There’s a pipeline draining the Wall Street swamp directly into the White House, making a farce of popular vote loser Donald Trump’s promises of standing up for the middle class against a corrupt financial establishment. It begins with all of Trump’s cronies with which he’s stacked his White House and agencies.
Trump’s affinity for Wall Street is most obvious in his choice of personnel. His top economic adviser, Gary Cohn, his treasury secretary, Steven Mnuchin, and Bannon are all Goldman Sachs alums. Trump’s nominee to run the Securities and Exchange Commission is Jay Clayton, a Wall Street lawyer who has represented Goldman Sachs as a partner at Sullivan & Cromwell, a law firm so close to Goldman it is sometimes jokingly referred to as the legal wing of the bank.
Trump’s pick for commerce secretary is private equity billionaire Wilbur Ross, whose wheeling and dealing included stewardship over American Home Mortgage Servicing and Option One, mortgage companies that paid millions to settle charges of relying on forged signatures and fabricated documents to push through foreclosures. Mnuchin’s bank, OneWest ― often referred to as a “foreclosure machine” ― also pursued improper evictions by “robo-signing” key documents, a fact Mnuchin lied about in his confirmation hearing.

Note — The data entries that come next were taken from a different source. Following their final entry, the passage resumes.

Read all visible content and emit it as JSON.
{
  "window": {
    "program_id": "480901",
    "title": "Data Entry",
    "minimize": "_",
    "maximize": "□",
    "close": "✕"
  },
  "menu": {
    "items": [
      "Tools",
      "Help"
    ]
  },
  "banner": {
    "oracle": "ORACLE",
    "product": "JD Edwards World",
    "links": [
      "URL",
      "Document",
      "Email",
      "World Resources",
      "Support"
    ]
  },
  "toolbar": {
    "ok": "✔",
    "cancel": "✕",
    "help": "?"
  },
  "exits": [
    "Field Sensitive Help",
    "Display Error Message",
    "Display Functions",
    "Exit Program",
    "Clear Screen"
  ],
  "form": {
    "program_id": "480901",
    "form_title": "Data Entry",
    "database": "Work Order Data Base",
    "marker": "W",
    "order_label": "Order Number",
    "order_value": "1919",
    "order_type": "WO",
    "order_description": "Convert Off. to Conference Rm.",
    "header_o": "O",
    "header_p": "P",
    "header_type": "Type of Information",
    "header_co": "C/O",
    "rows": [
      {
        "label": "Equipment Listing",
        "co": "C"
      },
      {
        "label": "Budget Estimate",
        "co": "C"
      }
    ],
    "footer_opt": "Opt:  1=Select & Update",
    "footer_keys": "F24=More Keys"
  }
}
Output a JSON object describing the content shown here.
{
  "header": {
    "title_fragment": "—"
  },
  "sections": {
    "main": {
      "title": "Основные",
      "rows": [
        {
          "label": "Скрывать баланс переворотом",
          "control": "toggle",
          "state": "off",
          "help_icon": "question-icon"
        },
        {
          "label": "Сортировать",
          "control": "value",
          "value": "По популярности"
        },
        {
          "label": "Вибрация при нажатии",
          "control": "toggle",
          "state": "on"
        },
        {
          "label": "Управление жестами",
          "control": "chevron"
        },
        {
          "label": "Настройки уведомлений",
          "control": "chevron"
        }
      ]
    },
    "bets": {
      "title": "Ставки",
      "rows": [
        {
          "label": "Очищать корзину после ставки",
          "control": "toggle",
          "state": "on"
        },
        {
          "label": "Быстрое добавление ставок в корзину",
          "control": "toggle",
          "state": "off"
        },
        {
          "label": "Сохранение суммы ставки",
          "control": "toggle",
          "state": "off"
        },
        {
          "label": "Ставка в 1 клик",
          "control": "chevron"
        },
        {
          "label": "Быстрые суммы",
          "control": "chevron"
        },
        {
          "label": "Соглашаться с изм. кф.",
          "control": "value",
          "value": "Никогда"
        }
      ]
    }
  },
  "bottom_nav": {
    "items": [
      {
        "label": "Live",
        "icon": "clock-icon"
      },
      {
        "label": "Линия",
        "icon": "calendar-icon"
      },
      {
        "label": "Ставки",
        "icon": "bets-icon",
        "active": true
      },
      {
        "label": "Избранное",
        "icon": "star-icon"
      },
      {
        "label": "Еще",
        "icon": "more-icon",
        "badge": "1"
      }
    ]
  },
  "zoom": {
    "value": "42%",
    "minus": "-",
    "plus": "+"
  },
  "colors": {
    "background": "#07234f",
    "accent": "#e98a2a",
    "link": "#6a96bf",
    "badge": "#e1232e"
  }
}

Then there's the stuff that he's actually done in his first month in office, demonstrating as clearly as he possibly can where his loyalties actually lie. One of the first executive orders was to call for a review of the 2010 Dodd-Frank financial reform law, a message sent to the regulatory agencies to basically put them on notice that they should stop trying to enforce any of those regulations. That same day, he signed an order—that was later withdrawn—to do away with the new fiduciary rule that requires retirement account professionals to look out for their clients' interests first. That rule has now been indefinitely delayed. That rule is intended to protect investors from losing about $17 billion annually. But Wall Street could lose as much as $7 billion a year, and as much as $13 billion up front, so clearly they have to be allowed to continue to swindle investors.
Just to make absolutely clear to Wall Street whose side he's on, another of the very first actions Trump took was to cancel an interest rate cut in mortgage insurance scheduled to go into effect last month. It would have given an average $500 a year in savings for low and moderate income homeowners. Gone.
He’s also put into place his “regulatory reform” promise, for every new regulation two old ones have to be jettisoned. That’s the kind of gimmicky promise—like a balanced budget—that is red meat to the paranoid crowd who fears government. They’ll hear that and cheer, not realizing that their own consumer protections have been strangled.